Mehta quotes Krauss:
… we should never take anything on faith. That’s really the mantra of science, if you want, that faith is the enemy of science. We often talk about a loss of faith in the world today; you don’t lose anything by losing faith. What you gain is reality.
It’s obvious that Krauss embraces faith to uphold his self-perception as a critical thinker. For he is a man who does not practice what he preaches.
For example, Krauss relies on faith to embrace the New Atheist talking point that religion, on balance, is evil. I exposed his hypocrisy back in March 2016:
Wright then goes on to make a good point – the reason the New Atheists are into proselytism is because they think religion is evil and cites the subtitle of Hitchen’s book, “How Religion Poisons Everything.” At this point, Krauss agrees, but adds the qualifier “on balance” multiple times. After repeatedly insisting that religion is bad “on balance,” Wright finally asks Krauss, ” Have you done the inventory?” Has Krauss made the effort to score religion in terms of its good and bad effects?

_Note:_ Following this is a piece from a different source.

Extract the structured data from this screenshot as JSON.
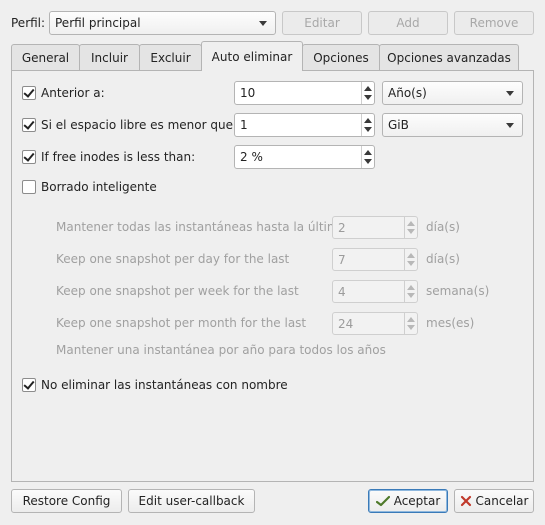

Krauss’ reply is classic:
“No, it’s not important enough to do that. I have more important things to do.”
This man thinks he understands critical thinking, but he doesn’t. Which is not surprising given that he is more of an activist than a scientist. Critical thinking is incompatible with activism.

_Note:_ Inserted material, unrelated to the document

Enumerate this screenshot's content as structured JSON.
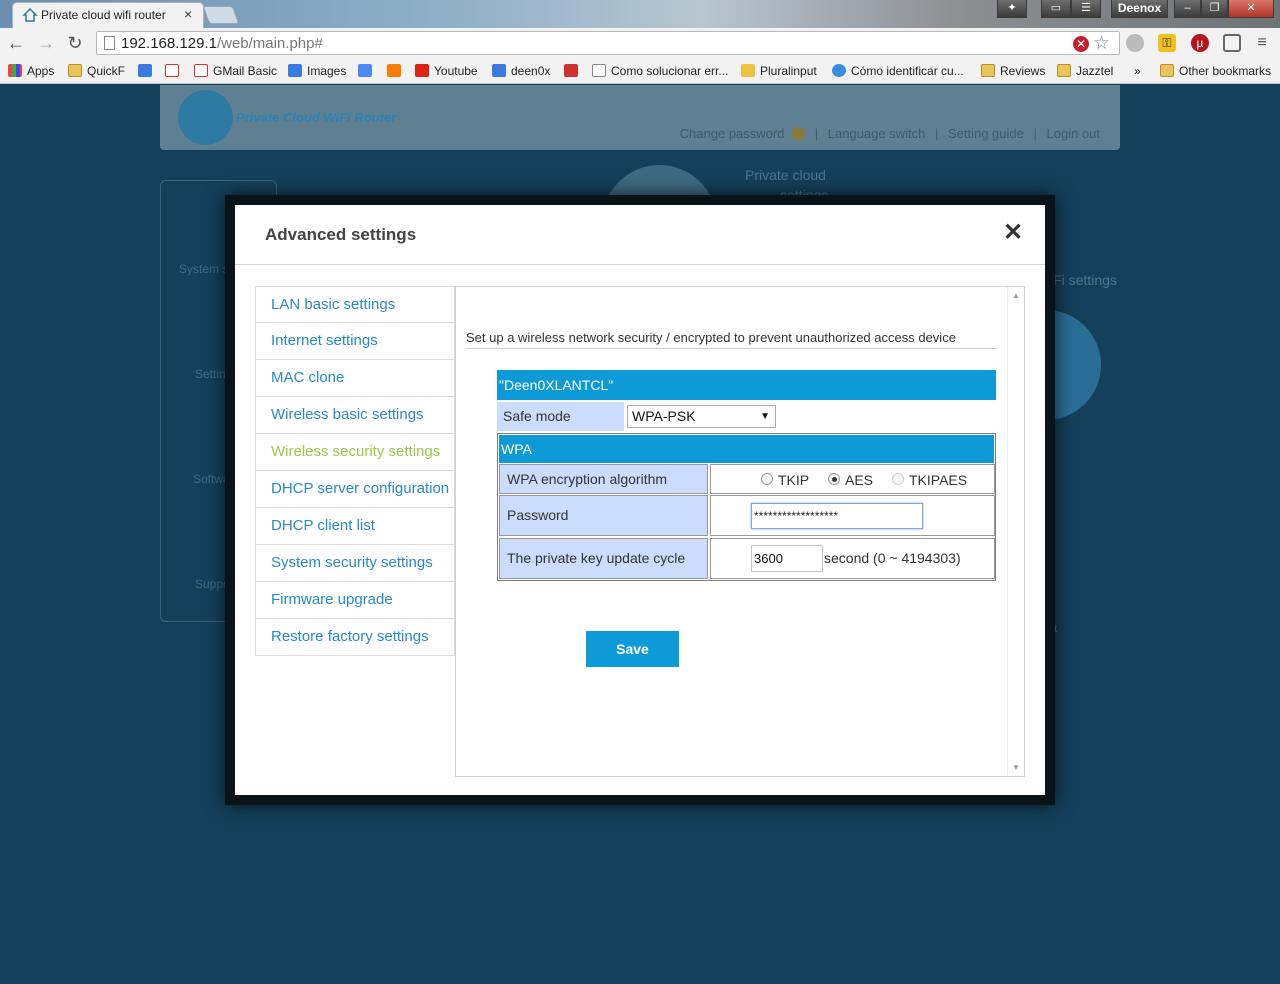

Activist Mehta quotes some more from Krauss:
When you’re presented with questions or answers about any problem there are a few questions you can ask yourself, that you should ask yourself right away. First of all, you can ask yourself, ‘Do I like this answer?’ And if you do you should be suspicious because you’re much more likely to accept something that appeals to you whether it’s right or not. So if you inherently like something in some sense that’s a reason to be almost more suspicious of it…
Has Krauss ever asked himself whether he liked the answer that teaching creationism to children is child abuse? It’s another one of his crackpot notions he holds by abandoning the scientific approach. Again, this was all explained back on July 2015.
Mehta then comments:
Or you can just live in your bubble and listen to the news sources that confirm whatever you already think. It’s a lot less complicated.
LOL! This is hilarious. Mehta not only lives in a bubble, he is the Bubble Maker and makes money off his bubble. His blog and FB page are textbook examples of confirmation bias.
Mehta ends with these words of wisdom.
But if you value honesty and reason, accepting comfort over truth isn’t an option.
I would agree. But there is one catch. While this is true if Christian theism is true, is it really true if atheism is true? Why should atheists always value honesty and reason? After all, they don’t. Why should atheists accept truth over comfort?